What is Private Equity?
By J.D. Foster, Ph.D. @ The Heritage Foundation (May 23, 2012)
Private equity firms buy companies. But not just any companies. They don’t buy flourishing companies at peak prices. There’s no profit there. Private equity firms buy companies that are failing or substantially underperforming for some reason—companies with managements that lack the knowledge or capacity, financial, managerial, or otherwise, to turn the companies around. Private equity firms often have that knowledge and capacity.
Because a company bought by a private equity firm is often struggling, the sale price is often fairly low. After all, no one can get a high price for a company heading for mediocrity or closure. And if the private equity firm can use its own expertise and resources to heal the company, then after a few years the company is sold again for a profit.
Maybe the problem is old production methods and a lack of expertise about state-of-the-art processes. Maybe the product line is cluttered but management can’t decide what to keep and what to drop. Maybe the management systems prevent timely decision making. Maybe the company’s financial structure is unsound. In some cases, there may be too many employees or, more often, the wrong employees in terms of skills and aptitudes. Whatever the problems, if under the flaws remains something of real value, then with the right tools, that value can be brought to the surface again. Private equity provides those tools.

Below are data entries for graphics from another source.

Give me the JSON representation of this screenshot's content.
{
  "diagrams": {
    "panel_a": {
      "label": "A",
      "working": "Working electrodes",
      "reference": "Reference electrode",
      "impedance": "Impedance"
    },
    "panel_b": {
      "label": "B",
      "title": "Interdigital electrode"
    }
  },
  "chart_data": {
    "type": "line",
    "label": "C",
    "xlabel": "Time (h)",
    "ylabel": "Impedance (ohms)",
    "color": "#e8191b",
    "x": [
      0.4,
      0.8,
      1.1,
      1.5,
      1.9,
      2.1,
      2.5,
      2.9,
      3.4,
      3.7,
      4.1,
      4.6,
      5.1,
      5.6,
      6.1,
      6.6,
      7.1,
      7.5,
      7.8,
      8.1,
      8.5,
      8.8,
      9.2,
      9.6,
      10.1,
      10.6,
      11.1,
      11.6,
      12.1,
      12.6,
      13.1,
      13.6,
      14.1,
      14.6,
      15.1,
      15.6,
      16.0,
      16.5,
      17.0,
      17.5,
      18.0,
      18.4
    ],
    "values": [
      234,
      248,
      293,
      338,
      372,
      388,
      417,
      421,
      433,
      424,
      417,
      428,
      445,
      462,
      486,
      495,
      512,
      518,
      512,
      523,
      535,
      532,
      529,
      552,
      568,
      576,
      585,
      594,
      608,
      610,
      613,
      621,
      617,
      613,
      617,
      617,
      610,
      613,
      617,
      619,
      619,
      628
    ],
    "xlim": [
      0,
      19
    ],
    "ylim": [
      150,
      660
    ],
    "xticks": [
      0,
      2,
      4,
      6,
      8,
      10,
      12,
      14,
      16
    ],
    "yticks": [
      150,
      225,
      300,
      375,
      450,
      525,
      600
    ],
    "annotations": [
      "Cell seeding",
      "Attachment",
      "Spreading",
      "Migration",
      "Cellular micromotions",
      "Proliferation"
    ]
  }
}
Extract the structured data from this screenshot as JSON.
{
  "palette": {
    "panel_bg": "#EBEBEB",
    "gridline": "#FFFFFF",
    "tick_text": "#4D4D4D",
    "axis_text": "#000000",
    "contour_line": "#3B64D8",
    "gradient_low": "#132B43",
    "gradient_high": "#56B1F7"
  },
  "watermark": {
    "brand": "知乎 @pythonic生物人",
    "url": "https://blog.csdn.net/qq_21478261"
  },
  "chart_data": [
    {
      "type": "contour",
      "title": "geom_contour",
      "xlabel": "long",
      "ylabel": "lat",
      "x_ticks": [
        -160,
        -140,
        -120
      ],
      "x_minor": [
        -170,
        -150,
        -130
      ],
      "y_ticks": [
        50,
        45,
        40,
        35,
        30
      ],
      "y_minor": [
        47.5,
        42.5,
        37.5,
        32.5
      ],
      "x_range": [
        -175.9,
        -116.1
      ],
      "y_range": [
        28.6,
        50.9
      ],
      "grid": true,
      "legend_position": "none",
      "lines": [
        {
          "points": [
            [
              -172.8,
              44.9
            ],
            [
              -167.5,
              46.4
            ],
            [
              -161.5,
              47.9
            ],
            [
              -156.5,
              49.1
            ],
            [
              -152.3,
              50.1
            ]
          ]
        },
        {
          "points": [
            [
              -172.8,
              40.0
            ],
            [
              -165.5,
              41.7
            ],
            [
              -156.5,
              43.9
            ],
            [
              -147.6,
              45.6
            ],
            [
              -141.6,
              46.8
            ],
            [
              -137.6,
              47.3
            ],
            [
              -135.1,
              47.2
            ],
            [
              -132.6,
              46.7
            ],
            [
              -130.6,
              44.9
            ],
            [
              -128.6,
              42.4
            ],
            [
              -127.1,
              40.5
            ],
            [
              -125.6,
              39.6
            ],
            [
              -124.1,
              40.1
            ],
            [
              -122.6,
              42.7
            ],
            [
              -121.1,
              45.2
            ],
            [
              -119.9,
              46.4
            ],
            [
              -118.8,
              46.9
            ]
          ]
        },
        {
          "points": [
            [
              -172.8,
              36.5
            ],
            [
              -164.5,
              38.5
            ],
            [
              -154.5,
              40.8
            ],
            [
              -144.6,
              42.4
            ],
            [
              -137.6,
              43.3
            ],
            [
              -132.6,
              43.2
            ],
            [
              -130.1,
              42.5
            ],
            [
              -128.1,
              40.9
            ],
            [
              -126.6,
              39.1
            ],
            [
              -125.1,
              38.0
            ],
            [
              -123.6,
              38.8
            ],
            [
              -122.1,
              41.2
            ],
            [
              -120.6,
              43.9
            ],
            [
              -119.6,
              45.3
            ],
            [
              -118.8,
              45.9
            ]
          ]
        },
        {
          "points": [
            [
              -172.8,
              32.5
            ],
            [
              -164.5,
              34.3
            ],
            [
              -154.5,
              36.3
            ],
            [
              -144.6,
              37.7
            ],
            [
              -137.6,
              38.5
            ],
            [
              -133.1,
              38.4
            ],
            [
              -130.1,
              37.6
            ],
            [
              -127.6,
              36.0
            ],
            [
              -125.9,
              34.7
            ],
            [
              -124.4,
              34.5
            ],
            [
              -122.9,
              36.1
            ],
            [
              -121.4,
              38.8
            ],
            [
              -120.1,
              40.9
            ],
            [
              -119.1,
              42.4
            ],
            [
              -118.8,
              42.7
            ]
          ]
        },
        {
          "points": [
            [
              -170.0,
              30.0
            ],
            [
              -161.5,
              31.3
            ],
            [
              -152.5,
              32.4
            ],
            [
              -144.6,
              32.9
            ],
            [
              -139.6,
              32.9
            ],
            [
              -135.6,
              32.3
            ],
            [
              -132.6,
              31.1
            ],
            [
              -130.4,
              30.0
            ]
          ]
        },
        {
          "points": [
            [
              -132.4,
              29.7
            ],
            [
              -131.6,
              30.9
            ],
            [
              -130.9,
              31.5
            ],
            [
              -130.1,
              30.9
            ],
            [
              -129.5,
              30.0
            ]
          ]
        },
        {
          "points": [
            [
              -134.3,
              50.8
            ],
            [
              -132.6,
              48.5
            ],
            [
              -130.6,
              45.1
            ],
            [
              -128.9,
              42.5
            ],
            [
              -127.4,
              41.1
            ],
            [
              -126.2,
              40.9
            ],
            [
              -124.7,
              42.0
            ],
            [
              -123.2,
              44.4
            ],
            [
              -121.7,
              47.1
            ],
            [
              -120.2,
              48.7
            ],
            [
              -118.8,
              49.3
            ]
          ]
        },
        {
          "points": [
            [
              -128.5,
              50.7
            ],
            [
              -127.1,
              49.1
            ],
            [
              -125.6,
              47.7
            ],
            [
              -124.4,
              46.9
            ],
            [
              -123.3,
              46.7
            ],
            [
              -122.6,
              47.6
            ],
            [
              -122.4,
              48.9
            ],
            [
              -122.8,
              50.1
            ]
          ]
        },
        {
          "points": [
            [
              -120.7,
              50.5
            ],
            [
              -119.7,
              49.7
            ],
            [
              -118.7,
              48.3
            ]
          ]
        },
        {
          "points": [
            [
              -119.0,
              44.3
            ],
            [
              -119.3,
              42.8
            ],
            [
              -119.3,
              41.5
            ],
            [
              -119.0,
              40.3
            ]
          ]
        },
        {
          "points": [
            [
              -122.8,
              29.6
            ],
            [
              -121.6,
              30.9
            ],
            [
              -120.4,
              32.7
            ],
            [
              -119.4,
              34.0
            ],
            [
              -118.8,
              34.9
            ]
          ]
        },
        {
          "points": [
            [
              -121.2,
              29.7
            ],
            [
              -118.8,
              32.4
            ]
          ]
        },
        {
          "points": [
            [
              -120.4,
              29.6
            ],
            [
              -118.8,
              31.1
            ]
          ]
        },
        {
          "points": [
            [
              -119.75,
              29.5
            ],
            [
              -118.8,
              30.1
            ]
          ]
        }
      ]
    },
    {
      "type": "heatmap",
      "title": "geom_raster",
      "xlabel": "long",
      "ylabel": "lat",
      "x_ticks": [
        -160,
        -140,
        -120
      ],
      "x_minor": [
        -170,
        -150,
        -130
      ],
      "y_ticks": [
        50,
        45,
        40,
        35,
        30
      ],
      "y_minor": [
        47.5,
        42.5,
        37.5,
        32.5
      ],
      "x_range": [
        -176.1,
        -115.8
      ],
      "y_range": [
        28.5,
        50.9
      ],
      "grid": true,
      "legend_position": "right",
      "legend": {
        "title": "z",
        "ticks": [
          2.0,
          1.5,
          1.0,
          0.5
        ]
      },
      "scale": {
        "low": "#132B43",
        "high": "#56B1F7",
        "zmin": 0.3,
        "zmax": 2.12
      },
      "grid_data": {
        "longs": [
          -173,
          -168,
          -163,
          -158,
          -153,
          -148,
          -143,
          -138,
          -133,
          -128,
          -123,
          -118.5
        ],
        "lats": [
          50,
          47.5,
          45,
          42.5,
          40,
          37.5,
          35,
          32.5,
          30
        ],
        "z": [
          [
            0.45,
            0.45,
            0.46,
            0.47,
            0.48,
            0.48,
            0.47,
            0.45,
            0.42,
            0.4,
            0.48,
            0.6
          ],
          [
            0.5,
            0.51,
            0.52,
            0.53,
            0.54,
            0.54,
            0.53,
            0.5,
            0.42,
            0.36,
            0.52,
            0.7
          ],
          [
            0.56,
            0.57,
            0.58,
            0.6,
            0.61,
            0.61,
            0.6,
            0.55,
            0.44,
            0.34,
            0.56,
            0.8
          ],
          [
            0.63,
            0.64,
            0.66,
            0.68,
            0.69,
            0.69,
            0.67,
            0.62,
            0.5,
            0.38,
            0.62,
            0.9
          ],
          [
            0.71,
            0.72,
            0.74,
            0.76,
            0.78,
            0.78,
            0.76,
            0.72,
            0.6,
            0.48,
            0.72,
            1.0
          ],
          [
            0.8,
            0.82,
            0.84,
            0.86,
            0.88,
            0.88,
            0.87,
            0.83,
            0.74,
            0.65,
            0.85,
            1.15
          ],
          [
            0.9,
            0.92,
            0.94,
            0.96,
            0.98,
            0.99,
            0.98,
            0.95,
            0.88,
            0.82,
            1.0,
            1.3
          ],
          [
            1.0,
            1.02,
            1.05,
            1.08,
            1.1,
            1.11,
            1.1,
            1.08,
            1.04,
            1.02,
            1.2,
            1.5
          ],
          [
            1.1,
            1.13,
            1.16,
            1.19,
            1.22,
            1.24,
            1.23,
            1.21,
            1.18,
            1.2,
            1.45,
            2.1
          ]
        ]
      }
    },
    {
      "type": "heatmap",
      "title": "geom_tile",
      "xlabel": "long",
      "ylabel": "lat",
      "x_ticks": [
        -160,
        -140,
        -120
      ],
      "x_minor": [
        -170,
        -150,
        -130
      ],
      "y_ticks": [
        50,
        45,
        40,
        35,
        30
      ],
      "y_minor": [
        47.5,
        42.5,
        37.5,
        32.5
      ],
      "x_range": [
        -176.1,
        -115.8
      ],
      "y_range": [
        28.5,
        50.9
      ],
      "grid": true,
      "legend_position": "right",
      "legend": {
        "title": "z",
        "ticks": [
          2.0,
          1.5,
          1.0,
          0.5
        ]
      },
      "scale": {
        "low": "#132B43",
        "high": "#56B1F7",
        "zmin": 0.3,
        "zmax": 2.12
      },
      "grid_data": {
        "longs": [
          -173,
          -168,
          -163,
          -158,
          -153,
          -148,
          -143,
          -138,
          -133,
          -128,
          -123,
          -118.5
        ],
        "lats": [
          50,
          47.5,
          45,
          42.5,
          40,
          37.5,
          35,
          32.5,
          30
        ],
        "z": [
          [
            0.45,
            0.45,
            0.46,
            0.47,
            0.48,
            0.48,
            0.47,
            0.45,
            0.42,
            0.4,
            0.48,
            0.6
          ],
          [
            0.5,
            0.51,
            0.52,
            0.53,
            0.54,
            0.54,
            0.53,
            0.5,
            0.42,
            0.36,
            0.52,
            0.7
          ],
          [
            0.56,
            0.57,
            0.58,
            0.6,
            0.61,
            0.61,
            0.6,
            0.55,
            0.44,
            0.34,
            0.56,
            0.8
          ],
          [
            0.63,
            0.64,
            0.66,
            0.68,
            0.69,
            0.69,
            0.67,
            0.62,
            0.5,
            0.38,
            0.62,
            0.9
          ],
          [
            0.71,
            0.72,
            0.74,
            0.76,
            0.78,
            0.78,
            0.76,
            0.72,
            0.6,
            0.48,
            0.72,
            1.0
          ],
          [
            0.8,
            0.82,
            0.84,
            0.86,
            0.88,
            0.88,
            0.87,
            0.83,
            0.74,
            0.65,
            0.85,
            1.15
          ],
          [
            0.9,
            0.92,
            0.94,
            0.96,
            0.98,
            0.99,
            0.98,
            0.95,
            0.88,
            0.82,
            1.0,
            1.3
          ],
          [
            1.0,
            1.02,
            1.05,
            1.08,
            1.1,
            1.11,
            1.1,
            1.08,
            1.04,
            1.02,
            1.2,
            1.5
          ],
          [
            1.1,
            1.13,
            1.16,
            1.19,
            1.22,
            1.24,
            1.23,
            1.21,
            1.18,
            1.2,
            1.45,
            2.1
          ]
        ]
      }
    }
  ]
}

Another distinguishing feature of private equity firms is that they raise their own capital. They are primarily risking their own money. However, private equity firms are generally not buy-and-hold investors. They buy, fix, and sell. And when they get it right, the company is better positioned to grow and create new jobs, and the private equity firms can make a lot of money.
But they don’t always make money. Sometimes the company’s problems run too deep, so a company destined for closure still winds up closed. This is a risky businesses, and risk means not just that the profits are uncertain but that losses are occasionally inevitable.